Pointer la caméra vers votre doigt et laisser le logiciel produire une tension artérielle, c'est prétendre vous avoir mesuré. Il n'y a de brassard nulle part dans cette chaîne.

Même capteur, prétention complètement différente. C'est la ligne à vérifier sur toute application qui parle de caméra : lit-elle un appareil, ou prétend-elle vous lire, vous ?

Questions fréquentes

Les applications de tension artérielle sont-elles donc toutes inutiles ?

Loin de là : les bonnes ne prétendent tout simplement pas mesurer. Noter, faire les moyennes, classer, tracer des graphiques et exporter un rapport, c'est exactement ce qu'un téléphone réussit bien, et ce sont les parties de la mesure à domicile que les gens ratent le plus souvent sur papier.

Certaines de ces applications ont des milliers de bons avis. Ça ne veut rien dire ?

Ça veut dire que l'application est agréable à utiliser et qu'elle renvoie des chiffres plausibles. Ni l'un ni l'autre ne prouve la précision : un utilisateur n'a aucun moyen de savoir que sa mesure était fausse à moins de la vérifier avec un brassard, et une personne qui possède un brassard a peu de raisons d'utiliser l'application à la place.

Et les applications qui se jumellent avec un tensiomètre ?

Celles-là sont correctes : le tensiomètre mesure, l'application enregistre. Les seules choses à vérifier sont si le tensiomètre lui-même figure dans un registre de validation, et si l'application vous laisse ressortir votre historique, idéalement par Apple Health ou par un fichier d'exportation.
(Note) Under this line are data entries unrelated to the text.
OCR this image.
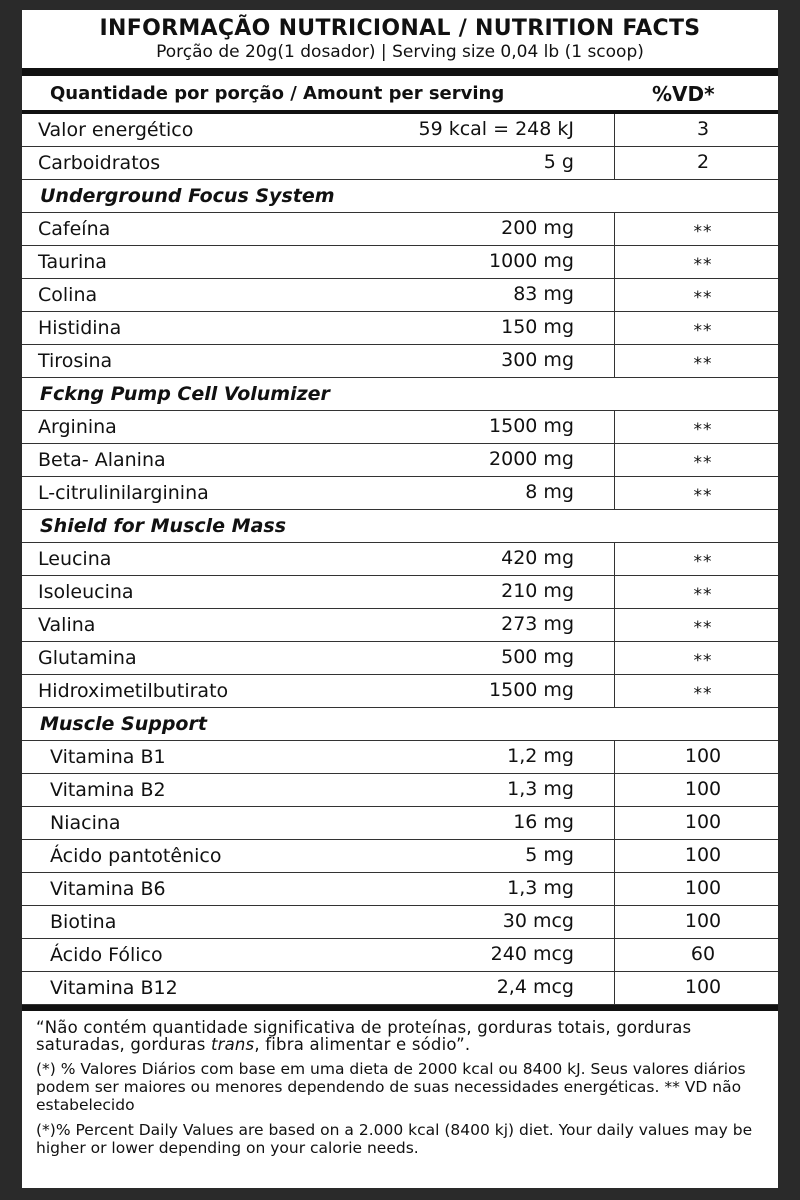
INFORMAÇÃO NUTRICIONAL / NUTRITION FACTS
Porção de 20g(1 dosador) | Serving size 0,04 lb (1 scoop)
Quantidade por porção / Amount per serving	%VD*
Valor energético	59 kcal = 248 kJ	3
Carboidratos	5 g	2
Underground Focus System
Cafeína	200 mg	**
Taurina	1000 mg	**
Colina	83 mg	**
Histidina	150 mg	**
Tirosina	300 mg	**
Fckng Pump Cell Volumizer
Arginina	1500 mg	**
Beta- Alanina	2000 mg	**
L-citrulinilarginina	8 mg	**
Shield for Muscle Mass
Leucina	420 mg	**
Isoleucina	210 mg	**
Valina	273 mg	**
Glutamina	500 mg	**
Hidroximetilbutirato	1500 mg	**
Muscle Support
Vitamina B1	1,2 mg	100
Vitamina B2	1,3 mg	100
Niacina	16 mg	100
Ácido pantotênico	5 mg	100
Vitamina B6	1,3 mg	100
Biotina	30 mcg	100
Ácido Fólico	240 mcg	60
Vitamina B12	2,4 mcg	100

“Não contém quantidade significativa de proteínas, gorduras totais, gorduras saturadas, gorduras trans, fibra alimentar e sódio”.

(*) % Valores Diários com base em uma dieta de 2000 kcal ou 8400 kJ. Seus valores diários podem ser maiores ou menores dependendo de suas necessidades energéticas. ** VD não estabelecido

(*)% Percent Daily Values are based on a 2.000 kcal (8400 kj) diet. Your daily values may be higher or lower depending on your calorie needs.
Mon téléphone est-il utile pour la tension artérielle, alors ?

Très utile. Il élimine les erreurs de transcription, calcule correctement les moyennes, retient le contexte que vous oublieriez, et transforme un mois de mesures en quelque chose qu'un médecin peut lire en dix secondes. Il lui faut seulement un brassard pour lui donner de la matière vraie.